Climate Change, Heat Stress, and Occupational Health in Agricultural Workers of South Asia

  • Rukhsana Naz
Keywords: Keywords: climate change; heat stress; occupational health; agriculture; South Asia; productivity loss; adaptation

Abstract

Abstract

Importance: Climate change is amplifying occupational heat exposure globally, but agricultural workers in South Asia face disproportionate risks due to high outdoor labor demands, socioeconomic vulnerability, and limited access to protective infrastructure.

Objective: To quantify the burden of heat stress among agricultural workers in South Asia, assess its health and productivity consequences, and evaluate the effectiveness of low-cost adaptation strategies.

Design, Setting, and Participants: A simulated prospective cohort study of 1,800 agricultural workers from six agroecological sites across South Asia, with an embedded randomized controlled trial (n = 600) of adaptation interventions. Workers were followed across one hot agricultural season, with repeated measures of exposure, symptoms, productivity, and biomarker outcomes.

Exposures: Wet-bulb globe temperature (WBGT), work intensity, preexisting health conditions, and access to adaptation measures (hydration, shade, rest cycles).

Main Outcomes and Measures: Incidence of heat-related illness episodes, seasonal productivity loss (%), biomarkers of kidney stress (serum creatinine), and intervention effects on physiological strain and symptom incidence.

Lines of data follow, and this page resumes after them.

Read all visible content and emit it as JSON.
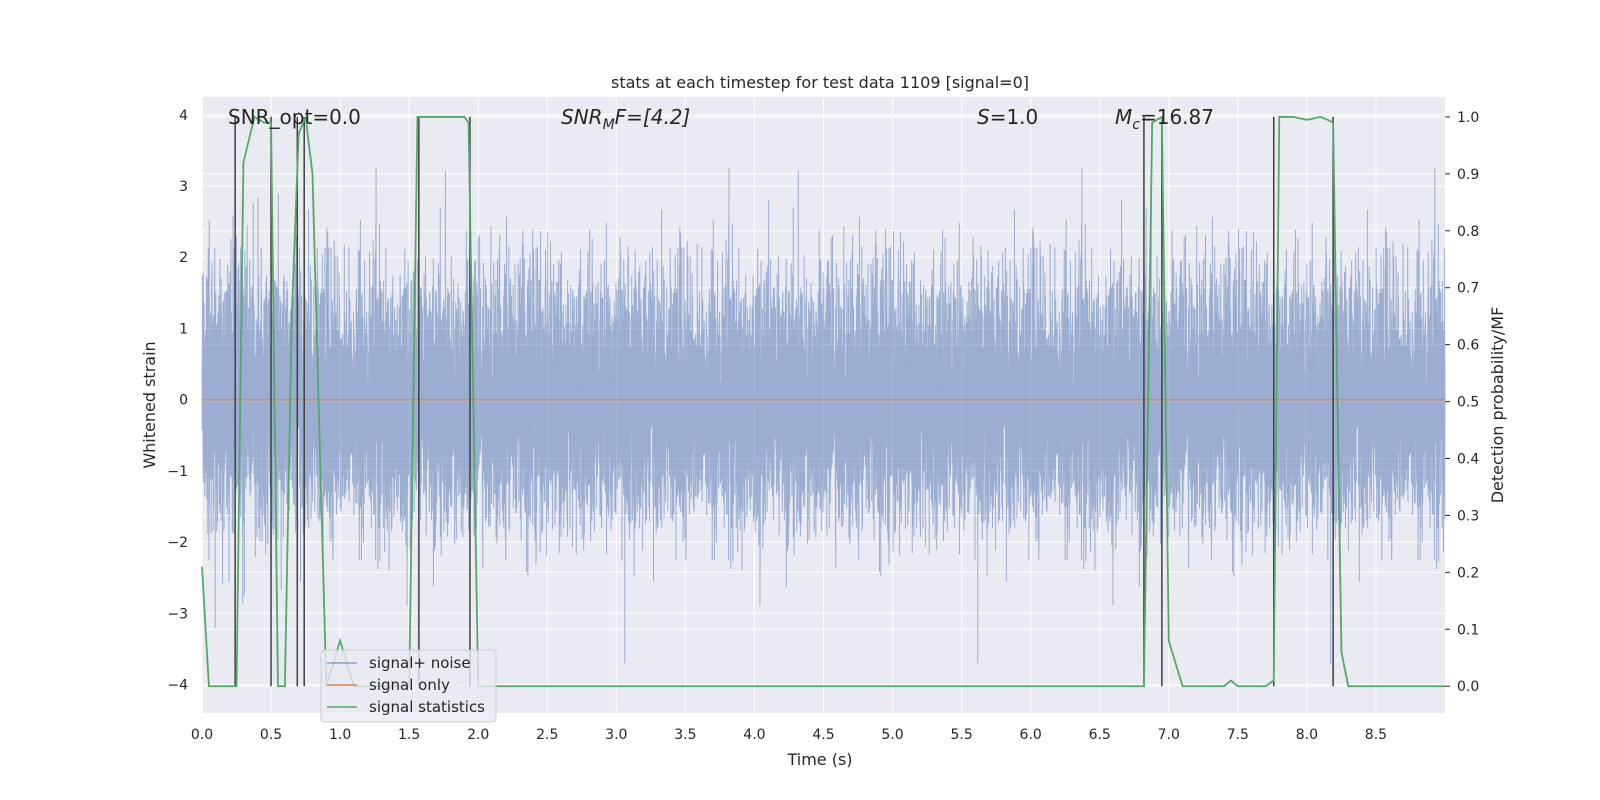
{
  "chart_data": {
    "type": "line",
    "title": "stats at each timestep for test data 1109 [signal=0]",
    "xlabel": "Time (s)",
    "ylabel_left": "Whitened strain",
    "ylabel_right": "Detection probability/MF",
    "xlim": [
      0.0,
      9.0
    ],
    "ylim_left": [
      -4.4,
      4.25
    ],
    "ylim_right": [
      -0.047,
      1.035
    ],
    "xticks": [
      "0.0",
      "0.5",
      "1.0",
      "1.5",
      "2.0",
      "2.5",
      "3.0",
      "3.5",
      "4.0",
      "4.5",
      "5.0",
      "5.5",
      "6.0",
      "6.5",
      "7.0",
      "7.5",
      "8.0",
      "8.5"
    ],
    "yticks_left": [
      "4",
      "3",
      "2",
      "1",
      "0",
      "−1",
      "−2",
      "−3",
      "−4"
    ],
    "yticks_right": [
      "1.0",
      "0.9",
      "0.8",
      "0.7",
      "0.6",
      "0.5",
      "0.4",
      "0.3",
      "0.2",
      "0.1",
      "0.0"
    ],
    "grid": true,
    "annotations": {
      "snr_opt": "SNR_opt=0.0",
      "snr_mf_sym": "SNR",
      "snr_mf_sub": "M",
      "snr_mf_rest": "F=[4.2]",
      "s_sym": "S",
      "s_rest": "=1.0",
      "mc_sym": "M",
      "mc_sub": "c",
      "mc_rest": "=16.87"
    },
    "legend": {
      "position": "lower-left",
      "entries": [
        "signal+ noise",
        "signal only",
        "signal statistics"
      ]
    },
    "colors": {
      "noise": "#4c72b0",
      "signal": "#dd8452",
      "stats": "#55a868",
      "vlines": "#404040",
      "background": "#eaeaf2",
      "grid": "#ffffff"
    },
    "series": [
      {
        "name": "signal+ noise",
        "axis": "left",
        "description": "whitened strain, approx. Gaussian noise, sigma ~0.85, 2048 samples/s"
      },
      {
        "name": "signal only",
        "axis": "left",
        "x": [
          0.0,
          9.0
        ],
        "y": [
          0.0,
          0.0
        ]
      },
      {
        "name": "signal statistics",
        "axis": "right",
        "x": [
          0.0,
          0.05,
          0.25,
          0.3,
          0.38,
          0.45,
          0.5,
          0.55,
          0.6,
          0.65,
          0.7,
          0.75,
          0.8,
          0.9,
          1.0,
          1.05,
          1.1,
          1.2,
          1.5,
          1.56,
          1.62,
          1.8,
          1.9,
          1.93,
          2.0,
          2.05,
          2.1,
          2.5,
          3.0,
          4.0,
          5.0,
          6.0,
          6.5,
          6.82,
          6.88,
          6.95,
          7.0,
          7.1,
          7.3,
          7.4,
          7.45,
          7.5,
          7.7,
          7.76,
          7.8,
          7.9,
          8.0,
          8.1,
          8.15,
          8.19,
          8.25,
          8.3,
          9.0
        ],
        "y": [
          0.21,
          0.0,
          0.0,
          0.92,
          1.0,
          0.99,
          0.99,
          0.0,
          0.0,
          0.65,
          0.97,
          1.0,
          0.9,
          0.0,
          0.08,
          0.04,
          0.0,
          0.0,
          0.0,
          1.0,
          1.0,
          1.0,
          1.0,
          0.99,
          0.0,
          0.0,
          0.0,
          0.0,
          0.0,
          0.0,
          0.0,
          0.0,
          0.0,
          0.0,
          0.99,
          1.0,
          0.08,
          0.0,
          0.0,
          0.0,
          0.01,
          0.0,
          0.0,
          0.01,
          1.0,
          1.0,
          0.995,
          1.0,
          0.995,
          0.99,
          0.06,
          0.0,
          0.0
        ]
      }
    ],
    "vlines_x": [
      0.24,
      0.5,
      0.69,
      0.74,
      1.57,
      1.94,
      6.82,
      6.95,
      7.76,
      8.19
    ]
  }
}
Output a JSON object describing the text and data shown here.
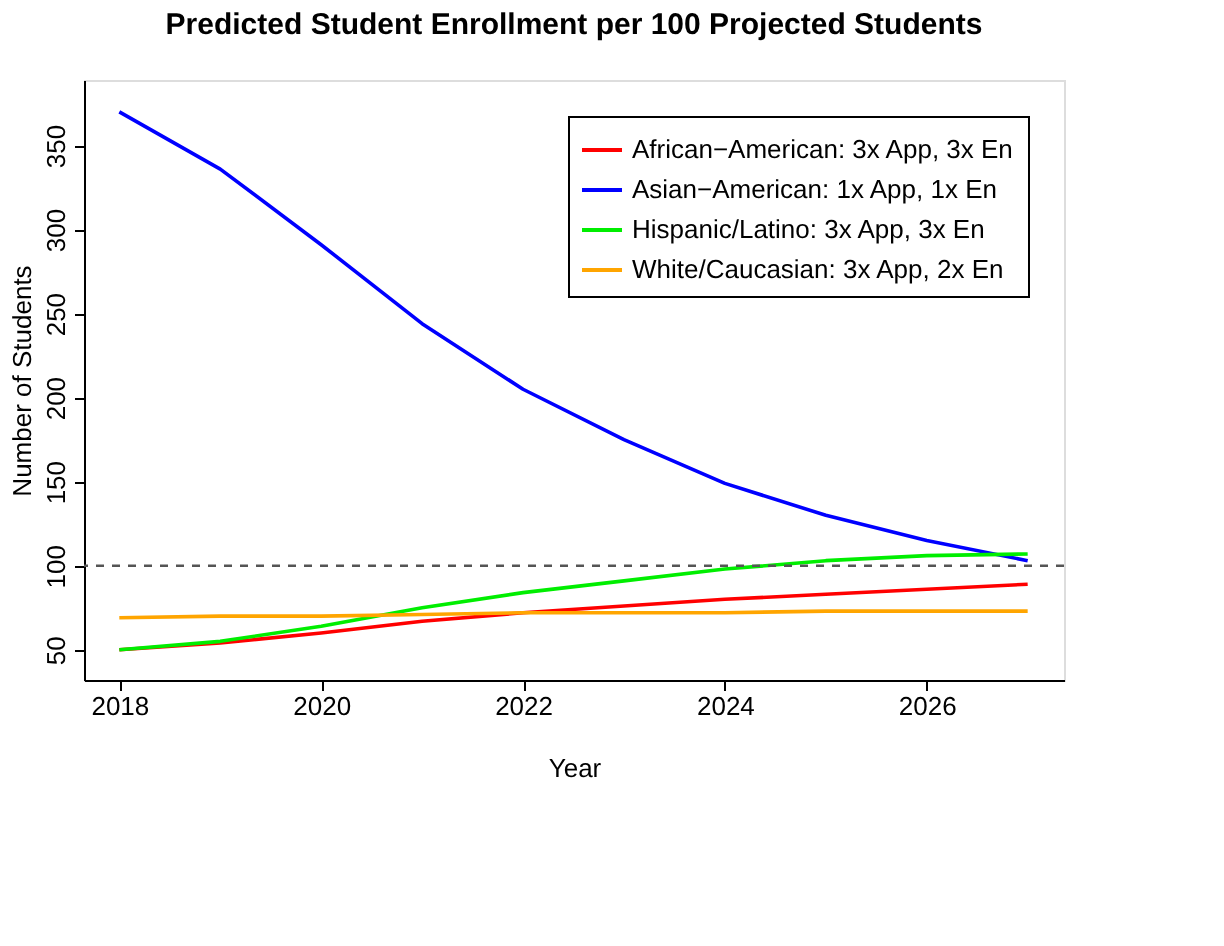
{
  "chart_data": {
    "type": "line",
    "title": "Predicted Student Enrollment per 100 Projected Students",
    "xlabel": "Year",
    "ylabel": "Number of Students",
    "x": [
      2018,
      2019,
      2020,
      2021,
      2022,
      2023,
      2024,
      2025,
      2026,
      2027
    ],
    "series": [
      {
        "name": "African−American: 3x App, 3x En",
        "color": "#ff0000",
        "values": [
          50,
          54,
          60,
          67,
          72,
          76,
          80,
          83,
          86,
          89
        ]
      },
      {
        "name": "Asian−American:   1x App, 1x En",
        "color": "#0000ff",
        "values": [
          370,
          336,
          291,
          244,
          205,
          175,
          149,
          130,
          115,
          103
        ]
      },
      {
        "name": "Hispanic/Latino:    3x App, 3x En",
        "color": "#00ee00",
        "values": [
          50,
          55,
          64,
          75,
          84,
          91,
          98,
          103,
          106,
          107
        ]
      },
      {
        "name": "White/Caucasian: 3x App, 2x En",
        "color": "#ffa500",
        "values": [
          69,
          70,
          70,
          71,
          72,
          72,
          72,
          73,
          73,
          73
        ]
      }
    ],
    "xlim": [
      2017.65,
      2027.36
    ],
    "ylim": [
      32,
      389
    ],
    "xticks": [
      2018,
      2020,
      2022,
      2024,
      2026
    ],
    "yticks": [
      50,
      100,
      150,
      200,
      250,
      300,
      350
    ],
    "ref_lines": [
      {
        "axis": "y",
        "value": 100,
        "color": "#555555",
        "line_style": "dashed"
      }
    ],
    "grid": false,
    "legend": "top right",
    "line_style": "solid",
    "marker": "none"
  }
}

Results: Each 1°C increase in WBGT was associated with a 15% higher incidence of heat-related illness (IRR, 1.15; 95% CI, 1.10–1.21; P < .001) and a 0.47 percentage-point increase in seasonal productivity loss (95% CI, 0.41–0.52). Workers with comorbidities had 58% higher risk of illness and 3.7 percentage-point greater productivity loss. Biomarker analyses indicated small but significant increases in serum creatinine with higher cumulative WBGT (+0.74 µmol/L per °C; P < .001). In the intervention trial, combined hydration, shade, and rest cycles reduced core temperature by 0.67°C (P < .001) and cut weekly heat illness incidence by 95% compared with control. Simulated economic analysis suggested a seasonal return on investment of 2.25 for the combined package.

Conclusions and Relevance: Heat stress poses significant health and economic risks for agricultural workers in South Asia. Low-cost, context-sensitive adaptation measures can substantially reduce morbidity and productivity losses and are cost-effective. Policymakers should integrate occupational heat protection into national climate and labor policies to safeguard worker health, food security, and rural livelihoods.